The State Department said it was not aware that any talks were under way, and repeated that any negotiations would have to take place with the International Atomic Energy Agency (IAEA), which brokered the fuel swap proposal.

"That is what is on offer. There are no new offers out there," State Department spokesman Gordon Duguid told a news briefing.

Western powers had hoped the IAEA proposal would result in Iran sending most of its low-enriched uranium abroad for processing and ease their concerns that it might build a nuclear bomb.

Iran, the world's fifth-largest crude exporter, says its nuclear program is solely to generate electricity so it can export more of its oil and gas.

"The case is not yet closed … we have already announced that we are ready for a fuel exchange within a fair framework. We are still ready for an exchange, even with America," Ahmadinejad said. But he added that such a swap should take place inside Iran, a likely non-starter for the West.

His order last week to start production of higher-grade uranium, rather than agree to the U.N.-brokered swap proposal, exposed Tehran to new calls for U.N. sanctions.


The Kremlin said on Tuesday Iran could face sanctions if it failed to allay international fears about its nuclear program, and Israeli Prime Minister Benjamin Netanyahu, on a visit to Moscow, called for "paralyzing sanctions" on Iran.

The joint letter from the United States, Russia and France, obtained by Reuters on Tuesday, said Iran's move to escalate uranium enrichment was unjustified because the draft nuclear fuel deal lists guarantees for Tehran's benefit.

"(This) is wholly unjustified … If Iran goes forward with this escalation, it would raise new concerns about Iran's nuclear intentions," the letter to the IAEA said.

It said the plan for Iran to swap enriched uranium for nuclear medicine fuel had legal assurances it would be fulfilled, contrary to Iran's assertions.

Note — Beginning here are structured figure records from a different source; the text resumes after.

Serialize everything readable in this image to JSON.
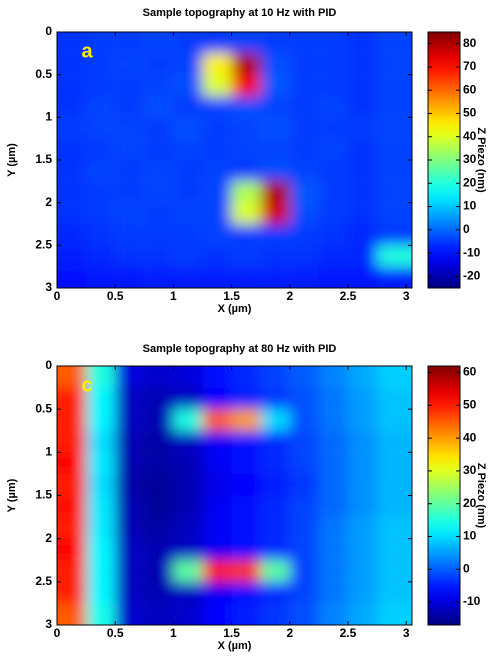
{
  "chart_data": [
    {
      "type": "heatmap",
      "title": "Sample topography at 10 Hz with PID",
      "x_label": "X (µm)",
      "y_label": "Y (µm)",
      "colorbar_label": "Z Piezo (nm)",
      "annotation": "a",
      "cmap": "jet",
      "y_reversed": true,
      "xlim": [
        0,
        3.05
      ],
      "ylim": [
        0,
        3
      ],
      "xticks": [
        0,
        0.5,
        1,
        1.5,
        2,
        2.5,
        3
      ],
      "yticks": [
        0,
        0.5,
        1,
        1.5,
        2,
        2.5,
        3
      ],
      "zlim": [
        -25,
        85
      ],
      "zticks": [
        -20,
        -10,
        0,
        10,
        20,
        30,
        40,
        50,
        60,
        70,
        80
      ],
      "z": [
        [
          -6,
          -5,
          -5,
          -4,
          -5,
          -5,
          -4,
          -5,
          -5,
          -5,
          -6,
          -4
        ],
        [
          -6,
          -5,
          -4,
          -5,
          -4,
          45,
          80,
          -3,
          -5,
          -5,
          -6,
          -4
        ],
        [
          -6,
          -5,
          -5,
          -4,
          -3,
          40,
          72,
          -2,
          -5,
          -5,
          -6,
          -4
        ],
        [
          -6,
          -4,
          -5,
          -3,
          -5,
          -4,
          -3,
          -4,
          -5,
          -4,
          -6,
          -4
        ],
        [
          -5,
          -4,
          -4,
          -5,
          -3,
          -5,
          -4,
          -3,
          -5,
          -5,
          -5,
          -4
        ],
        [
          -6,
          -5,
          -4,
          -5,
          -4,
          -5,
          -4,
          -4,
          -5,
          -4,
          -6,
          -4
        ],
        [
          -6,
          -4,
          -5,
          -4,
          -5,
          -4,
          -5,
          -3,
          -4,
          -5,
          -6,
          -4
        ],
        [
          -6,
          -5,
          -5,
          -4,
          -5,
          -4,
          35,
          80,
          -2,
          -5,
          -6,
          -4
        ],
        [
          -6,
          -5,
          -4,
          -5,
          -4,
          -4,
          40,
          76,
          -3,
          -5,
          -6,
          -4
        ],
        [
          -7,
          -6,
          -5,
          -5,
          -5,
          -4,
          -5,
          -5,
          -5,
          -6,
          -7,
          -5
        ],
        [
          -8,
          -7,
          -6,
          -6,
          -5,
          -6,
          -5,
          -6,
          -6,
          -7,
          -7,
          20
        ],
        [
          -10,
          -9,
          -9,
          -8,
          -8,
          -8,
          -8,
          -8,
          -8,
          -9,
          -9,
          -8
        ]
      ]
    },
    {
      "type": "heatmap",
      "title": "Sample topography at 80 Hz with PID",
      "x_label": "X (µm)",
      "y_label": "Y (µm)",
      "colorbar_label": "Z Piezo (nm)",
      "annotation": "c",
      "cmap": "jet",
      "y_reversed": true,
      "xlim": [
        0,
        3.05
      ],
      "ylim": [
        0,
        3
      ],
      "xticks": [
        0,
        0.5,
        1,
        1.5,
        2,
        2.5,
        3
      ],
      "yticks": [
        0,
        0.5,
        1,
        1.5,
        2,
        2.5,
        3
      ],
      "zlim": [
        -17,
        62
      ],
      "zticks": [
        -10,
        0,
        10,
        20,
        30,
        40,
        50,
        60
      ],
      "z": [
        [
          45,
          15,
          -10,
          -11,
          -10,
          -6,
          -4,
          -2,
          0,
          3,
          6,
          9
        ],
        [
          50,
          12,
          -12,
          -13,
          -12,
          -7,
          -5,
          -3,
          -1,
          2,
          5,
          8
        ],
        [
          50,
          12,
          -12,
          -13,
          15,
          45,
          40,
          10,
          -1,
          2,
          5,
          8
        ],
        [
          50,
          10,
          -13,
          -14,
          -12,
          -8,
          -6,
          -4,
          -2,
          1,
          4,
          7
        ],
        [
          52,
          11,
          -13,
          -14,
          -13,
          -8,
          -6,
          -4,
          -2,
          1,
          4,
          7
        ],
        [
          50,
          10,
          -14,
          -15,
          -13,
          -9,
          -7,
          -5,
          -3,
          1,
          4,
          7
        ],
        [
          51,
          11,
          -13,
          -15,
          -13,
          -8,
          -6,
          -4,
          -2,
          1,
          4,
          7
        ],
        [
          50,
          11,
          -13,
          -14,
          -12,
          -8,
          -6,
          -4,
          -2,
          2,
          5,
          8
        ],
        [
          52,
          12,
          -12,
          -13,
          -12,
          -8,
          -6,
          -4,
          -2,
          2,
          5,
          8
        ],
        [
          50,
          12,
          -12,
          -13,
          20,
          50,
          48,
          20,
          -2,
          2,
          5,
          8
        ],
        [
          50,
          12,
          -12,
          -13,
          -12,
          -8,
          -6,
          -4,
          -2,
          2,
          5,
          8
        ],
        [
          45,
          14,
          -11,
          -12,
          -11,
          -7,
          -5,
          -3,
          -1,
          3,
          6,
          9
        ]
      ]
    }
  ]
}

Ahmadinejad said Iran had been willing to send its uranium abroad rather than enrich it further at home, but that it had "found that there is no goodwill in this regard."

He dismissed Clinton's accusations that Iran was moving toward a military dictatorship. The U.S. military budget was 80 times larger than that of the Islamic Republic, he said.

"We don't take her comments seriously," Ahmadinejad said.

He said Iran was not worried about sanctions targeting its gasoline imports as the country could become an exporter of the fuel. "There are several refineries under construction … and as soon as they become operational we can even export gasoline."

"They (the United States) imagine that they can prevent Iran's oil exports and it is just dreaming. They are not able to do that," he said, saying the United States should instead cooperate constructively with Iran. "The only opportunity they have is to use Iran's capabilities."